= Ghost work =

Type of conditions of computer work
Ghost work is work performed by a human, but believed by a customer to be performed by an automated process. The term was coined by anthropologist Mary L. Gray and computer scientist Siddharth Suri in their 2019 book, Ghost Work: How to Stop Silicon Valley from Building a New Global Underclass.

== Definition ==
Gray and Suri state that ghost work focuses on task-based and content-driven work that can be funneled through the Internet and application programming interfaces (APIs). They say that this work can include labelling, editing, and sorting information or content, as well as content moderation.

They also state that ghost work can be performed remotely and on a contractual basis and that it is an invisible workforce, scaled for those who desire full-time, part-time, or ad-hoc work. A benefit of ghost work is flexible hours because the worker chooses when they complete a task, making it an appealing option for those in between jobs or in need of side work.
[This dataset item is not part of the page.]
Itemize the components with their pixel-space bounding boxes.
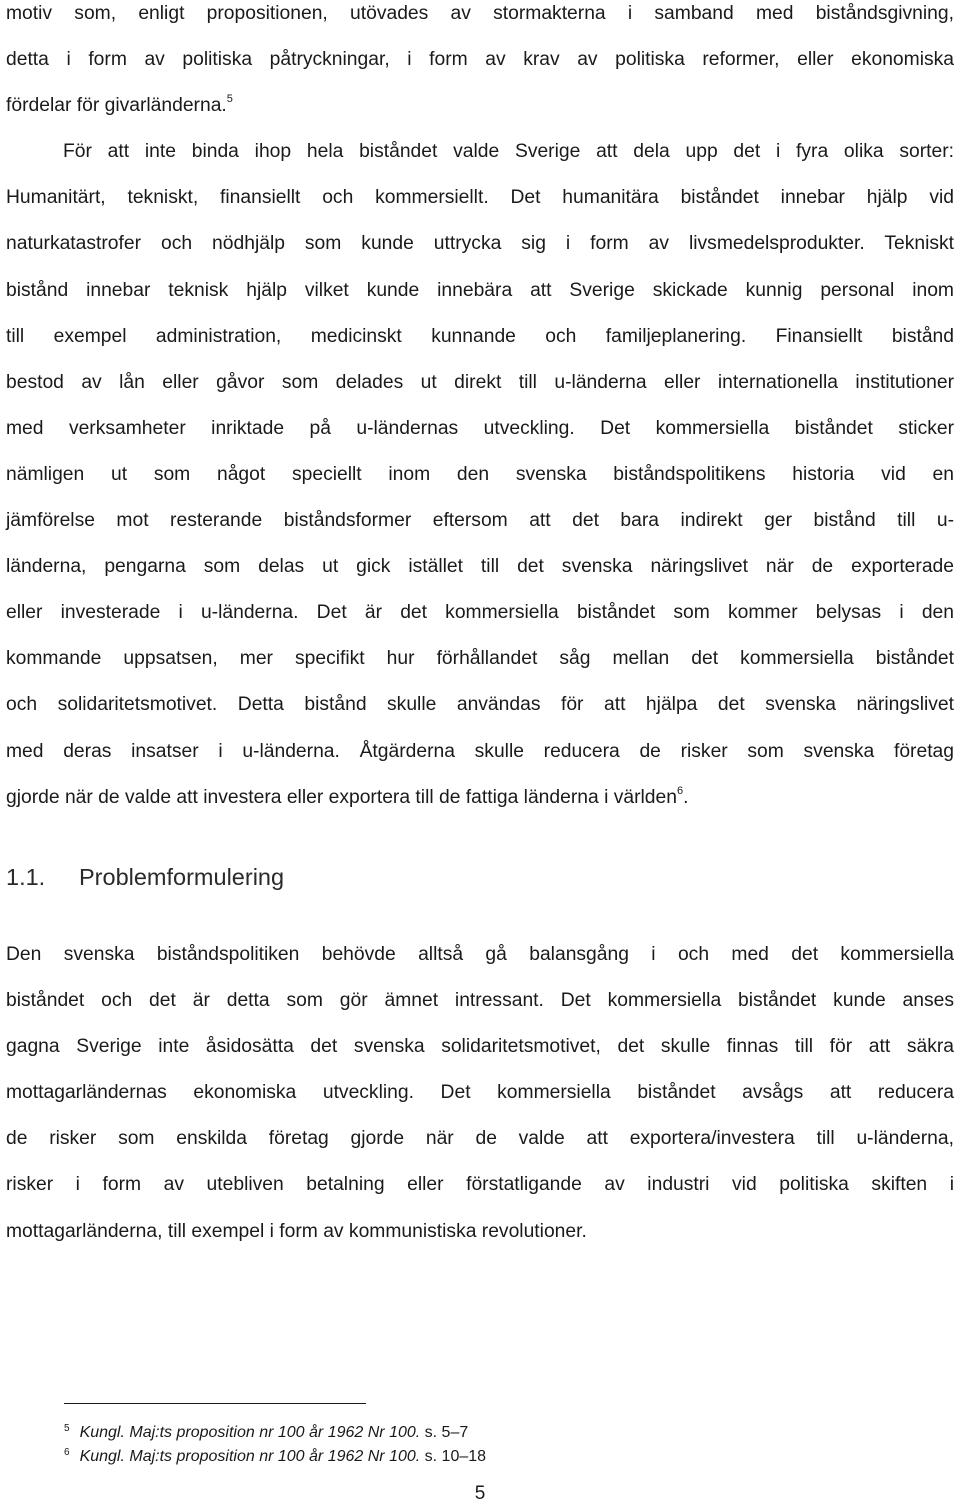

Ghost work is differentiated from gig work or temporary work because it is task-based and uncredited. While gig work involves a general platform, ghost work emphasizes the software or algorithm aspect of assisting machines to automate further. Through labelling content, ghost workers teach the machine to learn. Ghost workers at Amazon have found ways to help each other and self-organize, often through WhatsApp groups where they mobilize to push for changes to the platform.

== False perception ==
According to Lilly Irani, an associate professor of labor at the University of California, San Diego, the computer science world and tech companies are invested in producing the image of technological magic. She says that MTurk– Amazon's task/ gig recruiting platform– hides the people involved in the production, whose visibility could otherwise obstruct this favorable perception. Her view is that this perception isn't only aimed at the public image of the company but also at investors, who are significantly more likely to back businesses built on scalable technology, rather than unwieldy work forces demanding office space and minimum wages. In addition, she feels that there is a strong belief that these workers are a stopgap until better AI reduces the need for relying on humans for such tasks. Despite the belief, the market for ghost work doesn't show apparent signs of declining. There are some disadvantages, but the ghost work industry will potentially grow even more in the upcoming years.